Last year, aided by a new Republican governor, Pat McCrory, the legislature enacted one of the most far-reaching conservative agendas in the country, passing a “flattened” income tax that gives big breaks to the wealthy as well as new rules that limit access to voting, expand rights for gun owners and add restrictions for abortion providers.

And yet, in a tight race that could decide control of the United States Senate, it is Democrats who hold the advantage here in registered voters. Senator Kay Hagan, a Democrat, is preparing to face Thom Tillis, the state House speaker, a Republican, and Democrats have 2.7 million registered voters to the Republicans’ two million. About 1.8 million registered voters are not affiliated with a party.

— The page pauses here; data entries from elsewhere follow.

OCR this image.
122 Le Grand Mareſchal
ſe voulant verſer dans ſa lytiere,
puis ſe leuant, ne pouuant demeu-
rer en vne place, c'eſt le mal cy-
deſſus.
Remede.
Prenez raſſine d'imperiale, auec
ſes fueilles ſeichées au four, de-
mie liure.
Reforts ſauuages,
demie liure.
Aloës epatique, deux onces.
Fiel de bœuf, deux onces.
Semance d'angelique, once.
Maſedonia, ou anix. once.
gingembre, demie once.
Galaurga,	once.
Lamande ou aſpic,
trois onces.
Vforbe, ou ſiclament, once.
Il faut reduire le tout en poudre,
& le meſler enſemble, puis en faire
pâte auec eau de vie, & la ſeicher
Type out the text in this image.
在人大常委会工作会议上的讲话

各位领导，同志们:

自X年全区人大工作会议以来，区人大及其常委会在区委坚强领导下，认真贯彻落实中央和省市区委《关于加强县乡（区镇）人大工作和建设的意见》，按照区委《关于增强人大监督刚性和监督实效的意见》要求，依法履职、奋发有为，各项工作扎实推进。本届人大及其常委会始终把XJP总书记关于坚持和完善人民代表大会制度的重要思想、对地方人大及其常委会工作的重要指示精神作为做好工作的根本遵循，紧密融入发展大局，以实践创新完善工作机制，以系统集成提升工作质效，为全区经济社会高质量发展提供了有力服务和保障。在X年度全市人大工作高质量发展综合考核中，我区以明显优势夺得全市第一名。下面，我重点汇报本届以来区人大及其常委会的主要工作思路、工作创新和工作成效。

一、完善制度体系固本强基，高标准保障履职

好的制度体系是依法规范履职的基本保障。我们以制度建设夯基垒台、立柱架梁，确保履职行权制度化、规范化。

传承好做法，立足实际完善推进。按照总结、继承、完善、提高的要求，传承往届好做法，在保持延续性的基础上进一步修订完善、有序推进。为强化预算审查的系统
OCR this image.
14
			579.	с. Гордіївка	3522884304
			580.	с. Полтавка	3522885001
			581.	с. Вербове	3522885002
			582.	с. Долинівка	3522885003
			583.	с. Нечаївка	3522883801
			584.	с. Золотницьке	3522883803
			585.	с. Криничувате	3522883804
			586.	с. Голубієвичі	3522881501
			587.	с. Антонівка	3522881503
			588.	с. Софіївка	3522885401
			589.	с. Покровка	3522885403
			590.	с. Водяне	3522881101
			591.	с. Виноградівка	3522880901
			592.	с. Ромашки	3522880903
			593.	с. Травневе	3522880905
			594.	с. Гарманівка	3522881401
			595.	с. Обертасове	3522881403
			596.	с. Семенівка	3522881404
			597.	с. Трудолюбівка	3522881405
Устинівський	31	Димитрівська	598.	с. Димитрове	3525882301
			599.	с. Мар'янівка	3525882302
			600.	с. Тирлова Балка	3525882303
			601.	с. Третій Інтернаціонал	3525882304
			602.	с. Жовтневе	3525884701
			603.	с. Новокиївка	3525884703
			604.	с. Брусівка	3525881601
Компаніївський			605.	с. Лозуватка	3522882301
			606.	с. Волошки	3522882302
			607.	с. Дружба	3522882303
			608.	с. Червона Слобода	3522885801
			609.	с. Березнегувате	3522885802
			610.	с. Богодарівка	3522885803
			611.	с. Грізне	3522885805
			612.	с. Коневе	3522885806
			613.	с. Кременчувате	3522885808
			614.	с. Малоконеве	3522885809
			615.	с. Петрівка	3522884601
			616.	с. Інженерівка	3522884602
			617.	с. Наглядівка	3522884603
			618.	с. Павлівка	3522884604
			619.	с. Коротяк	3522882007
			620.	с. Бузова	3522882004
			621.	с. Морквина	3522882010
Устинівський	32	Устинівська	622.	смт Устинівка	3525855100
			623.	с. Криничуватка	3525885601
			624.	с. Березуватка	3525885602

The North Carolina of 2014, it seems, is neither red nor blue, but a shade of deep Dixie purple. It is a state where Republicans could retain control of the legislature for years, thanks to an aggressive 2011 redistricting and also because of white conservatives’ abandonment of the Democratic Party after years of post-Civil War fealty.

But it is also a state where a modern-day Democratic candidate like Ms. Hagan — or even like Hillary Rodham Clinton — may still dream of a statewide victory.

I remember the big joke in the Triangle was about the town of Cary. The name, locals said, stood for "Containment Area for Relocated Yankees." Seems like the Yankees might have busted out.